To understand the objections to the use of “evidence-based” and “science based,” it is helpful to go back almost ten years to the Texas State Board of Education that struggled with the same concepts. Two thousand nine was the year that board confronted the difficult task of deciding what words should be put in science text books. The problem was especially acute when addressing the pesky questions of climate change and evolution. In 2009 the school board was led by dentist, Don McLeroy. He and his like-minded colleagues on the board were successful in causing Texas science text books to include discussion of what were described as the “strengths and weaknesses” of scientific theories such as evolution. In an interview following the school board’s action, Dr. McLeroy said of the board’s decision to address both sides of evolution and other scientific theories: “Wooey. We won the Grand slam, and the Super Bowl. Our science standards are light years ahead of any other state when it comes to challenging evolution.” Explaining his enthusiasm, he said that “evolution is hooey.” (In fairness to Texas it must be observed that it now has a more enlightened school board and its scientific instruction comports with science rather than Dr. LeRoy’s beliefs.) The explanation offered by the CDC spokesperson for banning the use of “science based” or “evidence based” was eerily reminiscent of Dr. LeRoy. According to the agency, an appropriate alternative to “science-based” or “evidence-based” was to say that: “CDC bases its recommendations on science in consideration with community standards and wishes.”

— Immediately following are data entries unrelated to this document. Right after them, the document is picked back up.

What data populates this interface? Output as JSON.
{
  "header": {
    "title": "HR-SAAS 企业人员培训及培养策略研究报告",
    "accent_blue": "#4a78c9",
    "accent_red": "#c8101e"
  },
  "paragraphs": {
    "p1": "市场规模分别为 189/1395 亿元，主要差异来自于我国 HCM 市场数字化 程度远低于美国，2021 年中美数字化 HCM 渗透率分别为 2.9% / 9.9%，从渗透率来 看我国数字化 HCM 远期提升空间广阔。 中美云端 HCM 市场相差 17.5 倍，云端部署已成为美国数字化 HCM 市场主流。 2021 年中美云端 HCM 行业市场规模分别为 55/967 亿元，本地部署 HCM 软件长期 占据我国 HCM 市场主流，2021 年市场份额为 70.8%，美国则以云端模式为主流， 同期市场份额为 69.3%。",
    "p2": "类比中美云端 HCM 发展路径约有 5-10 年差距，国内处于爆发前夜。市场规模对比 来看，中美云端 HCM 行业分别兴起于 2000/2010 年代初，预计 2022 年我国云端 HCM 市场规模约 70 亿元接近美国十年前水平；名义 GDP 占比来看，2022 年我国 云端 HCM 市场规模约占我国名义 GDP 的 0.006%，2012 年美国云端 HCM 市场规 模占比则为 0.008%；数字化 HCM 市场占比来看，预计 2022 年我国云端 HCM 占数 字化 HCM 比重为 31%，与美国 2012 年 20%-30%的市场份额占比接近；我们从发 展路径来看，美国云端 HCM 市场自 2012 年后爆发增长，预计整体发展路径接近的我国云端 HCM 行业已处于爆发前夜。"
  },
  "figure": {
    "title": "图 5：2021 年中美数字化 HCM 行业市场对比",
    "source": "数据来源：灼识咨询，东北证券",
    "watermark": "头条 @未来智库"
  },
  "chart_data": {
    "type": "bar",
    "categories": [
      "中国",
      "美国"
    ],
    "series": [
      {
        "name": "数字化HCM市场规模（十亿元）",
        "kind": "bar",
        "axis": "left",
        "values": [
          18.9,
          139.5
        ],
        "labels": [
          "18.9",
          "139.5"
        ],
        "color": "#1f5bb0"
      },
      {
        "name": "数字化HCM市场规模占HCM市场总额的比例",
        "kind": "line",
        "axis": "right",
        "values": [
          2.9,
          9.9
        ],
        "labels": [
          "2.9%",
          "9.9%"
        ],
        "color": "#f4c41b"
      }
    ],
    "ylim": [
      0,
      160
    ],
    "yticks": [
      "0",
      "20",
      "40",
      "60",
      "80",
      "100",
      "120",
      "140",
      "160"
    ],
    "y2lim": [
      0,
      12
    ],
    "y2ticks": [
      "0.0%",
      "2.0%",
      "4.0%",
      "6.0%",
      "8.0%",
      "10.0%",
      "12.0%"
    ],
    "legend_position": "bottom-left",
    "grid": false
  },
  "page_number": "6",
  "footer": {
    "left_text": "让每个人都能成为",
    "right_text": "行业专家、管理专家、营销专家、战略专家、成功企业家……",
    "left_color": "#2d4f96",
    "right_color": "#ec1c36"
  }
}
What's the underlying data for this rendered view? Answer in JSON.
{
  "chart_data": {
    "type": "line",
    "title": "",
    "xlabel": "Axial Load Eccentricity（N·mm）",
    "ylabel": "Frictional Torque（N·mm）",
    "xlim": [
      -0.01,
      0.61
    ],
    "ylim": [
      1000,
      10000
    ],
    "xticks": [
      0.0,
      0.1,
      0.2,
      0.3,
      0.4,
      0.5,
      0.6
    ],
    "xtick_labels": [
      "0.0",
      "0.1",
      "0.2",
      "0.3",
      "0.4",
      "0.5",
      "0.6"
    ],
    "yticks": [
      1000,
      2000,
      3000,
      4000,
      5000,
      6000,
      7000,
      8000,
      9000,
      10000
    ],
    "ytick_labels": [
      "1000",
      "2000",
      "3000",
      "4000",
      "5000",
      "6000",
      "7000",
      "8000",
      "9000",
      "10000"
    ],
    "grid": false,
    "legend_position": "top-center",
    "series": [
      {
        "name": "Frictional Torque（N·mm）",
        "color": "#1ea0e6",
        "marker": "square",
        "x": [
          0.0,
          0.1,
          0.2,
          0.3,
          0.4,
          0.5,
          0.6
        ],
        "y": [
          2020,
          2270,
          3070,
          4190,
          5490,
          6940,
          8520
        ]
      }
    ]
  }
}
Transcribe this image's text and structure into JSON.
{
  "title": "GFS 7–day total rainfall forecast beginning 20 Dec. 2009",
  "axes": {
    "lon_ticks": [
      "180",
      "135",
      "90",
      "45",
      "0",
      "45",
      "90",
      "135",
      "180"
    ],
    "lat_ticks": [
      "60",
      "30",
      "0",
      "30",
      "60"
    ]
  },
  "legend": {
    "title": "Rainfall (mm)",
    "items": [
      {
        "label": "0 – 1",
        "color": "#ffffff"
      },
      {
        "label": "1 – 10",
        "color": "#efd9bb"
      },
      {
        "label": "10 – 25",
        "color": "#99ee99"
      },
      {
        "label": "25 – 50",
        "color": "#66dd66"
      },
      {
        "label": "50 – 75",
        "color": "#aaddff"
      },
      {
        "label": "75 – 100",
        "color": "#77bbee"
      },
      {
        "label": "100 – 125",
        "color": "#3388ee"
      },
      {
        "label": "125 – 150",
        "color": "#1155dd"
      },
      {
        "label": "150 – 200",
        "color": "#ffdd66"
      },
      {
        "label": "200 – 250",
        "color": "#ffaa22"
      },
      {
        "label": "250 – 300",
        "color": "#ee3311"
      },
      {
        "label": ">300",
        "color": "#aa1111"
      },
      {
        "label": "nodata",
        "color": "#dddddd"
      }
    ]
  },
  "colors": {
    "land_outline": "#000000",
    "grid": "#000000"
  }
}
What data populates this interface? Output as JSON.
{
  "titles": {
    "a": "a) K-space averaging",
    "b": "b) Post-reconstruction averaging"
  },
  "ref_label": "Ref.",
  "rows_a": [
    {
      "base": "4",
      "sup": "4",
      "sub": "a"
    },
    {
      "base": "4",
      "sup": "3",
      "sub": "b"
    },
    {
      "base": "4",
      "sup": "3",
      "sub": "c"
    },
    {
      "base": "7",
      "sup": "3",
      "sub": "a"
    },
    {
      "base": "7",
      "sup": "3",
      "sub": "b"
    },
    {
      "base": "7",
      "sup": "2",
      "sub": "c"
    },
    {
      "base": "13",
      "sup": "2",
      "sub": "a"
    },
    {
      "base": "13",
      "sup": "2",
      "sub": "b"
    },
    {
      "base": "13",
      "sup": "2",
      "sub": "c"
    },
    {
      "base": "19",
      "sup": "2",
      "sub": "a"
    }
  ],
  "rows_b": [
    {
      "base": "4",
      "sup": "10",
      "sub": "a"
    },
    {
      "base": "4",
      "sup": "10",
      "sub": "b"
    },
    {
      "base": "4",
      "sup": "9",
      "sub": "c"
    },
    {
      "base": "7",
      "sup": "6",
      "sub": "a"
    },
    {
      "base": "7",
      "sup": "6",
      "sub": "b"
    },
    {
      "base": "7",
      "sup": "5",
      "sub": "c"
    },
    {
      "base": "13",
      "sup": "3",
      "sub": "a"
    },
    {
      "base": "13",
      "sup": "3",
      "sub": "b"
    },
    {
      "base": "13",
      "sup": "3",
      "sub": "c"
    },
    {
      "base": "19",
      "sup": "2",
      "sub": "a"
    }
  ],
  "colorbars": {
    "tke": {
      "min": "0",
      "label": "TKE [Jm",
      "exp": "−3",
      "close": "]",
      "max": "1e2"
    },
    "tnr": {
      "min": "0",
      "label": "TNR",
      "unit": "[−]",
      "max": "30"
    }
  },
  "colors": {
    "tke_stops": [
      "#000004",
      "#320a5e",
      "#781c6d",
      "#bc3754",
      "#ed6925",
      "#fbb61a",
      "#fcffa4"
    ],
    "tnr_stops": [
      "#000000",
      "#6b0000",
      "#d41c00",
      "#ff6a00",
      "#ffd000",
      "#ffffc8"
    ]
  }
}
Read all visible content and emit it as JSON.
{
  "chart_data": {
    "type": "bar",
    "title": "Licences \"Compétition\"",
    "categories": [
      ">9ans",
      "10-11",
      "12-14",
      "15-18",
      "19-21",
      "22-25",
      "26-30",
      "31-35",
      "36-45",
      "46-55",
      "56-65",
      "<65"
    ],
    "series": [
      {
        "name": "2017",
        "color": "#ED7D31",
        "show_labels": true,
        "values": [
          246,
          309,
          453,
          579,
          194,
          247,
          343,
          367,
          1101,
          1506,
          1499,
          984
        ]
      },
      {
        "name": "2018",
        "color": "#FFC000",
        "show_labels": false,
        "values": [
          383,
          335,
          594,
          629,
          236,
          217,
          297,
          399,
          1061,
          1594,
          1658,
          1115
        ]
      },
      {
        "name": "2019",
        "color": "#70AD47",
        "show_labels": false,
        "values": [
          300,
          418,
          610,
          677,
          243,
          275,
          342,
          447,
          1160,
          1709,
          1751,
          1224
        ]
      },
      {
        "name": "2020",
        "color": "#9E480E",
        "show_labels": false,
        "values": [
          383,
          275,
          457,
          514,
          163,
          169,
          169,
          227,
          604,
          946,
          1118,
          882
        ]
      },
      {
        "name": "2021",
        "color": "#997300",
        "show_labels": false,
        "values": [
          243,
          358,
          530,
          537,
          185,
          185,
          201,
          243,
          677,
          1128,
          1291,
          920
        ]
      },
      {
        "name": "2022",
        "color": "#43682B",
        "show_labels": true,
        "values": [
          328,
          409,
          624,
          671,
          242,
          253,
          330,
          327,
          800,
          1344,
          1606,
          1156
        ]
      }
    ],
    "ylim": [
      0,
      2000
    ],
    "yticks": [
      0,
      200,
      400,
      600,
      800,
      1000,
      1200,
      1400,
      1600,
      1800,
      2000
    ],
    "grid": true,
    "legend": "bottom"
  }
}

The CDC’s attack on the English language bring to mind Former President Barack Obama’s comments at the Economic Club of Chicago on December 5, 2017 as reported by Miranda Green on CNN.. In his remarks, the former president said: “You have to tend to this garden of democracy, otherwise things can fall apart fairly quickly. And we’ve seen societies where that happens. Now presume there was a ball room here in Vienna in the late 1920s or ‘30s that looked and seemed as if it, filled with the music and art and literature that was emerging, would continue into perpetuity. And then 60 million people died. An entire world was lunged into chaos. . . .There have been periods in our history where censorship was considered OK. We had a president who had to resign prior to impeachment because he was undermining the rule of law. At every juncture we’ve had to wrestle with big problems. . . .”

The former present’s warning was timely even though some people think we are a long way from that now. Just give the Trump more time and see what happens.